A striking curiosity of American life is that the names of legal cases can insinuate themselves into everyday dialogue. None more so, of course, than Roe v Wade, the 1973 decision where a majority-liberal Supreme Court extracted from the Constitution’s protection of life, liberty and property a constitutional right to abortion: absolute in the first trimester, qualified in the second, and, in rare cases, even in the third. In a 1992 fine-tuning exercise, the rule was re-written as a right to abortion unless and until the foetus was viable at about 24 weeks. But the principle remains.
Southern and rural states always saw Roe v Wade as a liberal aberration. Three years ago, Mississippi, where public opinion remains obstinately pro-life, threw down the gauntlet.
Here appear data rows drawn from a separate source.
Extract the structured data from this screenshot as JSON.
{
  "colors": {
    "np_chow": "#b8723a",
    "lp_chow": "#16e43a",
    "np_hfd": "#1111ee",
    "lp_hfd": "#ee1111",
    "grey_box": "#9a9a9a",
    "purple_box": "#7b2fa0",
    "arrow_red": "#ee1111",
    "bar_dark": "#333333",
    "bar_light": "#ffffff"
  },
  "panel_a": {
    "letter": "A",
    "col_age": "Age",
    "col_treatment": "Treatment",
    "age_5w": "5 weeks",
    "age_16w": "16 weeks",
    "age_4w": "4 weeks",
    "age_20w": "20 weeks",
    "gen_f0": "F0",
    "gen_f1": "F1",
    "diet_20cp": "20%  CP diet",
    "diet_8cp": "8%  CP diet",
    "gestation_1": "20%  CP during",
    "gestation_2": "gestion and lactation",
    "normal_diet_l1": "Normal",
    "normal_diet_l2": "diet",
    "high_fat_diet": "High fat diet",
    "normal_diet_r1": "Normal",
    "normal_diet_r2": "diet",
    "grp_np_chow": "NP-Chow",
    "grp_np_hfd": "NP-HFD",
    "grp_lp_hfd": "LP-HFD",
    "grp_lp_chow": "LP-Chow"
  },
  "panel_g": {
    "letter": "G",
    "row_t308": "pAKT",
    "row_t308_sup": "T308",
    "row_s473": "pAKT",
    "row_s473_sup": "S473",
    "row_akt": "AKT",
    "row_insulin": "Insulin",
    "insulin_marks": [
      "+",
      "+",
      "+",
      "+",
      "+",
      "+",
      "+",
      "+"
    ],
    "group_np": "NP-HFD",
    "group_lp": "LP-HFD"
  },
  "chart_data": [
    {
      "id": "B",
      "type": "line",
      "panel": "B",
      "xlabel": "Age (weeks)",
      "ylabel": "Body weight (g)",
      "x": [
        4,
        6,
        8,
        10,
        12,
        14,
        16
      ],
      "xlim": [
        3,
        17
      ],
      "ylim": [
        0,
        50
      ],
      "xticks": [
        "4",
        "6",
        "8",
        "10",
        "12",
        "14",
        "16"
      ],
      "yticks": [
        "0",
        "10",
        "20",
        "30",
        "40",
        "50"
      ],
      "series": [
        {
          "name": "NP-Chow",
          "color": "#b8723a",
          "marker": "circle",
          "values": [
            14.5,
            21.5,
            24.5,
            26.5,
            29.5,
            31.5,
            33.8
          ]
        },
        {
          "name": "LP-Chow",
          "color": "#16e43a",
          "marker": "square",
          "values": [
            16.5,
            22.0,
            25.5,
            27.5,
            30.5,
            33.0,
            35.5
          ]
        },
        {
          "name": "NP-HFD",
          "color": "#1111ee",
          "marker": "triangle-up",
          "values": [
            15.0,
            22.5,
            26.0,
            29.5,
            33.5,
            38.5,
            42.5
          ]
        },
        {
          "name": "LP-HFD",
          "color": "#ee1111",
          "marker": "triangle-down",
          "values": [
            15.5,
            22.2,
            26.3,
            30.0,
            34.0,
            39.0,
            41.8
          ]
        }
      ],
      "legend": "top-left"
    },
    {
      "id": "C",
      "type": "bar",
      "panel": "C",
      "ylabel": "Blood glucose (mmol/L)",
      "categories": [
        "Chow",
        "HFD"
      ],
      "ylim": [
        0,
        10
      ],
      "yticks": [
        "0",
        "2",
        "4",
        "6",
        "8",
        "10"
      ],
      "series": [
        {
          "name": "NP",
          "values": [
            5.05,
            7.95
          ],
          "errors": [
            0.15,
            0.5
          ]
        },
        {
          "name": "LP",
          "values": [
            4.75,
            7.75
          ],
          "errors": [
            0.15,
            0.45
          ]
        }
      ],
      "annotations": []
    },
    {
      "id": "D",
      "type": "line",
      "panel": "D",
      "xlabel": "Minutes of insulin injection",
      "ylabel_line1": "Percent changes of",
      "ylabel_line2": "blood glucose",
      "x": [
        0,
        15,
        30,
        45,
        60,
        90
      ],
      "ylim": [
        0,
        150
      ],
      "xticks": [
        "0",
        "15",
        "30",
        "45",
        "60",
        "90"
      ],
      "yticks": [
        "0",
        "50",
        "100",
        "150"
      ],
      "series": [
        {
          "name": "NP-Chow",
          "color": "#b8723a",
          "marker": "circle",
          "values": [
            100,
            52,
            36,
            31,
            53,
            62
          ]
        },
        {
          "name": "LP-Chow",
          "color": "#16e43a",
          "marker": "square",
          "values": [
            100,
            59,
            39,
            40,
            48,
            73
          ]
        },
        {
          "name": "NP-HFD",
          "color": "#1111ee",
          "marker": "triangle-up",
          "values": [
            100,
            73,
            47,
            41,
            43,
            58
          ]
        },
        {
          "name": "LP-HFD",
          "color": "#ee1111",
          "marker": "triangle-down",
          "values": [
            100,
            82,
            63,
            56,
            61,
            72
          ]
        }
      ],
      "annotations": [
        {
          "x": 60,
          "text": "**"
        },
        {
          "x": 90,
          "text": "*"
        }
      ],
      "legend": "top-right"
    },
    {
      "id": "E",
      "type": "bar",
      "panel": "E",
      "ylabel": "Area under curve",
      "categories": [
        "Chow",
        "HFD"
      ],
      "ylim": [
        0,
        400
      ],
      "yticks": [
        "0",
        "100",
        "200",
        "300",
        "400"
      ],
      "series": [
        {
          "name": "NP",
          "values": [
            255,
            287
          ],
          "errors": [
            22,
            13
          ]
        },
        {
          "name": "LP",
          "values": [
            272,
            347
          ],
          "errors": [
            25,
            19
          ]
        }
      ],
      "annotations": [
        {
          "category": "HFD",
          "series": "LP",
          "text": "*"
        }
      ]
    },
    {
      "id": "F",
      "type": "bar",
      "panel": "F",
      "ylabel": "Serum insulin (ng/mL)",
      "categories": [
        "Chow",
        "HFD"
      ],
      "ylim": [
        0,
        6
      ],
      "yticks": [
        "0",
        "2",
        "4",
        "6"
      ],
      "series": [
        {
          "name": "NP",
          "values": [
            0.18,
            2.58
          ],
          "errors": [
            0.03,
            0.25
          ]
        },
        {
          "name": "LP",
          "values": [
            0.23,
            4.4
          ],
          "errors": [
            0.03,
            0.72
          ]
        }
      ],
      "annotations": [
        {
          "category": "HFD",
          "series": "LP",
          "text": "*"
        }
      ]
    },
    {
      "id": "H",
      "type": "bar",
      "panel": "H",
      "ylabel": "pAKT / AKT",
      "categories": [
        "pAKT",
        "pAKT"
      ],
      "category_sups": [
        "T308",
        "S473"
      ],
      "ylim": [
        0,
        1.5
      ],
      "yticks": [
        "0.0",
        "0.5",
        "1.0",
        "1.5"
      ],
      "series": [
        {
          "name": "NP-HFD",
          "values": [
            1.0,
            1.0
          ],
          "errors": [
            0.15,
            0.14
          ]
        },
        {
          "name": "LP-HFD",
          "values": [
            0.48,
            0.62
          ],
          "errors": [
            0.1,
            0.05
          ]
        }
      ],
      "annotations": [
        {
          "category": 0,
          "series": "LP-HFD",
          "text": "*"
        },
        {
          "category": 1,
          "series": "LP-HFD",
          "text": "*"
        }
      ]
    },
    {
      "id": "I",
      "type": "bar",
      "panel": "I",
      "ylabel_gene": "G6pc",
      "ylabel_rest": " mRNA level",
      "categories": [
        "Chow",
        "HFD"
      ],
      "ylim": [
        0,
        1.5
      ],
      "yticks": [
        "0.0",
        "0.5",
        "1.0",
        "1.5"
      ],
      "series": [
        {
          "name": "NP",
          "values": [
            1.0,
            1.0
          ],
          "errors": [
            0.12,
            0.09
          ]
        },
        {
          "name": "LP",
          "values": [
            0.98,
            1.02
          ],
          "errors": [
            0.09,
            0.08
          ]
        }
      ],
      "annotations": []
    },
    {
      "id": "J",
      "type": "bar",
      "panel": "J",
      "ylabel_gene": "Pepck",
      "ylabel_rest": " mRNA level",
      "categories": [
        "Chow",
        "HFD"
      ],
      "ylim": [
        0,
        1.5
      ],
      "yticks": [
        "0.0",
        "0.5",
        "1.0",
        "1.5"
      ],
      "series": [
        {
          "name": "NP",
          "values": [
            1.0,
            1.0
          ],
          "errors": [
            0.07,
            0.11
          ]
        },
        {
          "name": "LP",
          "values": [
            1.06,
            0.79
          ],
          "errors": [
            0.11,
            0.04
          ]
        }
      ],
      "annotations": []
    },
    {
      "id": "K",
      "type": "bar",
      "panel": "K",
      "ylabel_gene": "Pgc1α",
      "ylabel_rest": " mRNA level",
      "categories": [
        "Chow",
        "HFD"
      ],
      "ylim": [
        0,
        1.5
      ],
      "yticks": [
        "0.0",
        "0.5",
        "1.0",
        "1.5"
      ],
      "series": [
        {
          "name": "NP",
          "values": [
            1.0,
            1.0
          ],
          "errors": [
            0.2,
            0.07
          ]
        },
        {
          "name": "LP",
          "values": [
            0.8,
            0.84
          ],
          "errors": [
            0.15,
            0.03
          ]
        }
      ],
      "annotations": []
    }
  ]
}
Its governor signed a law banning all abortion beyond 15 weeks, viable foetus or not, except in an emergency (or in the case of severe foetal abnormality). He hoped the courts would strike it down and give the chance for a more conservative Supreme Court to think again. The plan worked: the courts obliged, and the Supremes have now taken the case. We can expect a decision next year.
No-one knows what the Court will decide (though the smart money is on it simply bringing forward the time after which abortion can be forbidden). But even before the armies of well-paid lawyers accept their briefs and mount the Supreme Court steps, organisations like Planned Parenthood have condemned the court for taking the case at all. Christian LoBue of NARAL Pro-Choice America referred to ‘an ominous sign and an alarming reminder that the threat to the legal right to abortion is imminent and real.’
The scene is thus set for a kind of cultural Last Battle: on one side, reasonable progressive America; on the other, the southern rural states with their Bible-bashing pickup drivers.